Natural History Of Adhesive Capsulitis Or Frozen Shoulder

Adhesive capsulitis or frozen shoulder (ข้อ ไหล่ ติด which is the term in Thai) has always been described as a self-limiting disease. However, there are no studies of its true natural history, as some treatment is carried out in all published articles. It is known that most patients have satisfactory shoulder function after two years of illness, as reported by some older scientific studies.

However, this does not mean that all patients show spontaneous improvement, nor is it indicated to what degree this function is satisfactory, especially according to the demand of each age group.

Some studies show that 30% of patients cannot perform a more intense function after an extended follow-up, such as placing an object on a shelf or carrying a 10kg object with the affected arm. Other studies also show that up to 50% of patients followed for a long time (4 to 7 years) have some residual limitation of movement or mild pain.

What Conditions Can Cause Shoulder Movement Limitation?

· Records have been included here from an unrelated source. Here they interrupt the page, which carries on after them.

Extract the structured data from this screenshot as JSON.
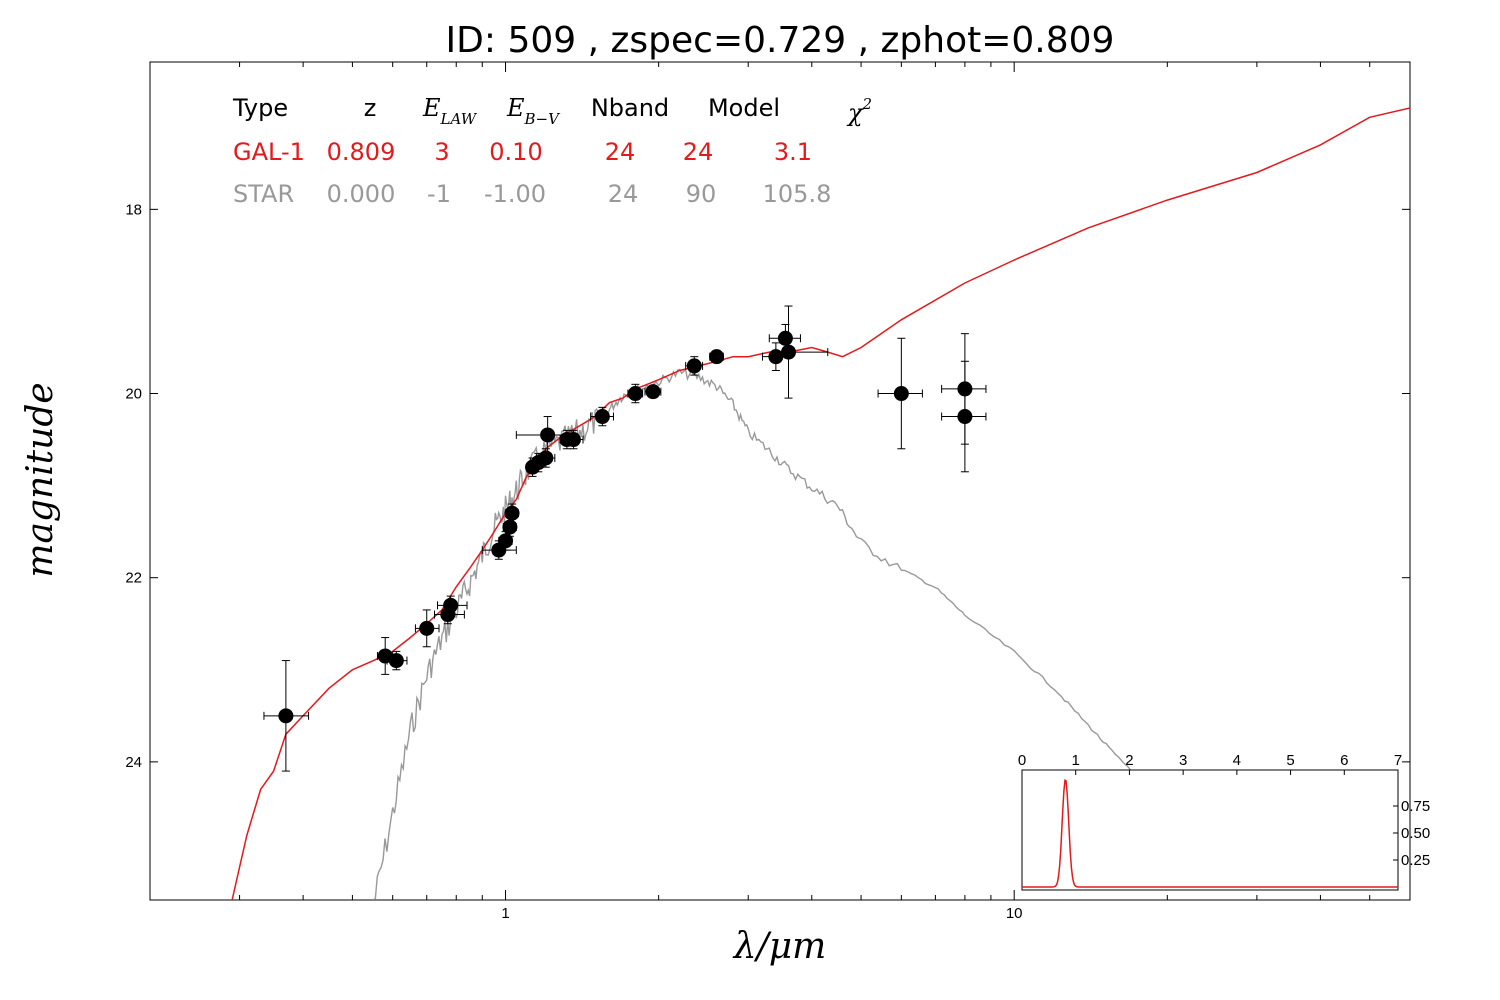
{
  "chart_data": {
    "type": "scatter",
    "title": "ID:  509   , zspec=0.729 , zphot=0.809",
    "xlabel": "λ/μm",
    "ylabel": "magnitude",
    "x_scale": "log",
    "xlim": [
      0.2,
      60
    ],
    "ylim": [
      25.5,
      16.4
    ],
    "x_ticks": [
      {
        "value": 1,
        "label": "1"
      },
      {
        "value": 10,
        "label": "10"
      }
    ],
    "y_ticks": [
      {
        "value": 18,
        "label": "18"
      },
      {
        "value": 20,
        "label": "20"
      },
      {
        "value": 22,
        "label": "22"
      },
      {
        "value": 24,
        "label": "24"
      }
    ],
    "grid": false,
    "legend_table": {
      "headers": [
        "Type",
        "z",
        "E_LAW",
        "E_B-V",
        "Nband",
        "Model",
        "χ2"
      ],
      "rows": [
        {
          "values": [
            "GAL-1",
            "0.809",
            "3",
            "0.10",
            "24",
            "24",
            "3.1"
          ],
          "color": "#e31a1c"
        },
        {
          "values": [
            "STAR",
            "0.000",
            "-1",
            "-1.00",
            "24",
            "90",
            "105.8"
          ],
          "color": "#999999"
        }
      ]
    },
    "points": [
      {
        "x": 0.37,
        "y": 23.5,
        "xlo": 0.335,
        "xhi": 0.41,
        "yerr": 0.6
      },
      {
        "x": 0.58,
        "y": 22.85,
        "xlo": 0.56,
        "xhi": 0.6,
        "yerr": 0.2
      },
      {
        "x": 0.61,
        "y": 22.9,
        "xlo": 0.585,
        "xhi": 0.64,
        "yerr": 0.1
      },
      {
        "x": 0.7,
        "y": 22.55,
        "xlo": 0.665,
        "xhi": 0.74,
        "yerr": 0.2
      },
      {
        "x": 0.77,
        "y": 22.4,
        "xlo": 0.725,
        "xhi": 0.83,
        "yerr": 0.1
      },
      {
        "x": 0.78,
        "y": 22.3,
        "xlo": 0.735,
        "xhi": 0.84,
        "yerr": 0.1
      },
      {
        "x": 0.97,
        "y": 21.7,
        "xlo": 0.9,
        "xhi": 1.05,
        "yerr": 0.1
      },
      {
        "x": 1.0,
        "y": 21.6,
        "xlo": 0.97,
        "xhi": 1.03,
        "yerr": 0.1
      },
      {
        "x": 1.02,
        "y": 21.45,
        "xlo": 0.99,
        "xhi": 1.05,
        "yerr": 0.1
      },
      {
        "x": 1.03,
        "y": 21.3,
        "xlo": 1.0,
        "xhi": 1.06,
        "yerr": 0.1
      },
      {
        "x": 1.13,
        "y": 20.8,
        "xlo": 1.1,
        "xhi": 1.16,
        "yerr": 0.1
      },
      {
        "x": 1.16,
        "y": 20.75,
        "xlo": 1.12,
        "xhi": 1.2,
        "yerr": 0.1
      },
      {
        "x": 1.2,
        "y": 20.7,
        "xlo": 1.15,
        "xhi": 1.25,
        "yerr": 0.1
      },
      {
        "x": 1.21,
        "y": 20.45,
        "xlo": 1.05,
        "xhi": 1.35,
        "yerr": 0.2
      },
      {
        "x": 1.32,
        "y": 20.5,
        "xlo": 1.28,
        "xhi": 1.36,
        "yerr": 0.1
      },
      {
        "x": 1.36,
        "y": 20.5,
        "xlo": 1.3,
        "xhi": 1.42,
        "yerr": 0.1
      },
      {
        "x": 1.55,
        "y": 20.25,
        "xlo": 1.47,
        "xhi": 1.63,
        "yerr": 0.1
      },
      {
        "x": 1.8,
        "y": 20.0,
        "xlo": 1.74,
        "xhi": 1.86,
        "yerr": 0.1
      },
      {
        "x": 1.95,
        "y": 19.98,
        "xlo": 1.88,
        "xhi": 2.02,
        "yerr": 0.05
      },
      {
        "x": 2.35,
        "y": 19.7,
        "xlo": 2.26,
        "xhi": 2.44,
        "yerr": 0.1
      },
      {
        "x": 2.6,
        "y": 19.6,
        "xlo": 2.52,
        "xhi": 2.68,
        "yerr": 0.05
      },
      {
        "x": 3.4,
        "y": 19.6,
        "xlo": 3.2,
        "xhi": 3.6,
        "yerr": 0.15
      },
      {
        "x": 3.55,
        "y": 19.4,
        "xlo": 3.3,
        "xhi": 3.8,
        "yerr": 0.15
      },
      {
        "x": 3.6,
        "y": 19.55,
        "xlo": 3.4,
        "xhi": 4.3,
        "yerr": 0.5
      },
      {
        "x": 6.0,
        "y": 20.0,
        "xlo": 5.4,
        "xhi": 6.6,
        "yerr": 0.6
      },
      {
        "x": 8.0,
        "y": 19.95,
        "xlo": 7.2,
        "xhi": 8.8,
        "yerr": 0.6
      },
      {
        "x": 8.0,
        "y": 20.25,
        "xlo": 7.2,
        "xhi": 8.8,
        "yerr": 0.6
      }
    ],
    "galaxy_model": {
      "color": "#e31a1c",
      "x": [
        0.29,
        0.31,
        0.33,
        0.35,
        0.37,
        0.4,
        0.45,
        0.5,
        0.55,
        0.6,
        0.65,
        0.7,
        0.75,
        0.8,
        0.85,
        0.9,
        0.95,
        1.0,
        1.05,
        1.1,
        1.15,
        1.2,
        1.3,
        1.4,
        1.5,
        1.6,
        1.7,
        1.8,
        1.9,
        2.0,
        2.2,
        2.4,
        2.6,
        2.8,
        3.0,
        3.3,
        3.6,
        4.0,
        4.3,
        4.6,
        5.0,
        6.0,
        8.0,
        10.0,
        14.0,
        20.0,
        30.0,
        40.0,
        50.0,
        60.0
      ],
      "y": [
        25.5,
        24.8,
        24.3,
        24.1,
        23.7,
        23.5,
        23.2,
        23.0,
        22.9,
        22.8,
        22.65,
        22.5,
        22.35,
        22.1,
        21.9,
        21.7,
        21.5,
        21.3,
        21.15,
        20.9,
        20.75,
        20.6,
        20.45,
        20.35,
        20.25,
        20.1,
        20.05,
        19.95,
        19.9,
        19.85,
        19.75,
        19.7,
        19.65,
        19.6,
        19.6,
        19.55,
        19.55,
        19.5,
        19.55,
        19.6,
        19.5,
        19.2,
        18.8,
        18.55,
        18.2,
        17.9,
        17.6,
        17.3,
        17.0,
        16.9
      ]
    },
    "star_model": {
      "color": "#999999",
      "x": [
        0.55,
        0.6,
        0.65,
        0.7,
        0.75,
        0.8,
        0.85,
        0.9,
        0.95,
        1.0,
        1.05,
        1.1,
        1.2,
        1.3,
        1.4,
        1.5,
        1.6,
        1.7,
        1.8,
        2.0,
        2.2,
        2.4,
        2.6,
        2.8,
        3.0,
        3.3,
        3.6,
        4.0,
        4.5,
        5.0,
        6.0,
        7.0,
        8.0,
        10.0,
        12.0,
        14.0,
        16.0,
        18.0
      ],
      "y": [
        25.5,
        24.5,
        23.6,
        23.0,
        22.6,
        22.3,
        22.0,
        21.7,
        21.4,
        21.2,
        21.0,
        20.8,
        20.55,
        20.45,
        20.35,
        20.25,
        20.15,
        20.0,
        19.95,
        19.85,
        19.75,
        19.8,
        19.9,
        20.1,
        20.4,
        20.6,
        20.8,
        21.0,
        21.2,
        21.6,
        21.9,
        22.1,
        22.4,
        22.8,
        23.2,
        23.6,
        23.95,
        24.2
      ]
    },
    "inset": {
      "xlim": [
        0,
        7
      ],
      "x_ticks": [
        "0",
        "1",
        "2",
        "3",
        "4",
        "5",
        "6",
        "7"
      ],
      "y_ticks": [
        "0.25",
        "0.50",
        "0.75"
      ],
      "pdf_color": "#e31a1c",
      "pdf_peak": 0.809,
      "pdf_height": 1.0
    }
  }
}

It is important to remember that adhesive capsulitis is not the only cause of limited shoulder movement. Several other diseases can cause shoulder stiffness, such as:

  • Shoulder arthrosis: pain usually progresses slowly over the years;
  • Osteonecrosis is more common after a proximal humerus fracture or in patients with diseases such as lupus, sickle cell anemia, or in patients with very high triglycerides. It also occurs in drinkers;
  • Stiffness after surgeries: Shoulder surgeries can cause stiffness for several reasons. It is a different limitation as it is not always self-limiting like adhesive capsulitis.
  • Calcareous tendinitis: this type of tendonitis can generate a clinical picture that is very similar to adhesive capsulitis. Straightforward exams such as radiography can make this difference.

How Is Adhesive Capsulitis Or Frozen Shoulder Diagnosed?

Diagnosis is made late in many cases. It is common for the patient to be diagnosed with bursitis, tendonitis, or impingement syndrome, but in fact to be in an early stage of adhesive capsulitis, as the pain symptom is similar to these diseases. A physical examination is essential for an early diagnosis, which can already demonstrate a loss of movement and detailed clinical history, evaluating the main risk factors.

Imaging tests such as radiography (xr) or ultrasonography (usg) will not demonstrate changes in adhesive capsulitis but may be helpful to differentiate from other causes of stiffness. There is no need for further tests in the presence of a characteristic clinical picture, and it is possible to rule out other causes. In doubtful cases or where other diseases are suspected, magnetic resonance imaging may be indicated.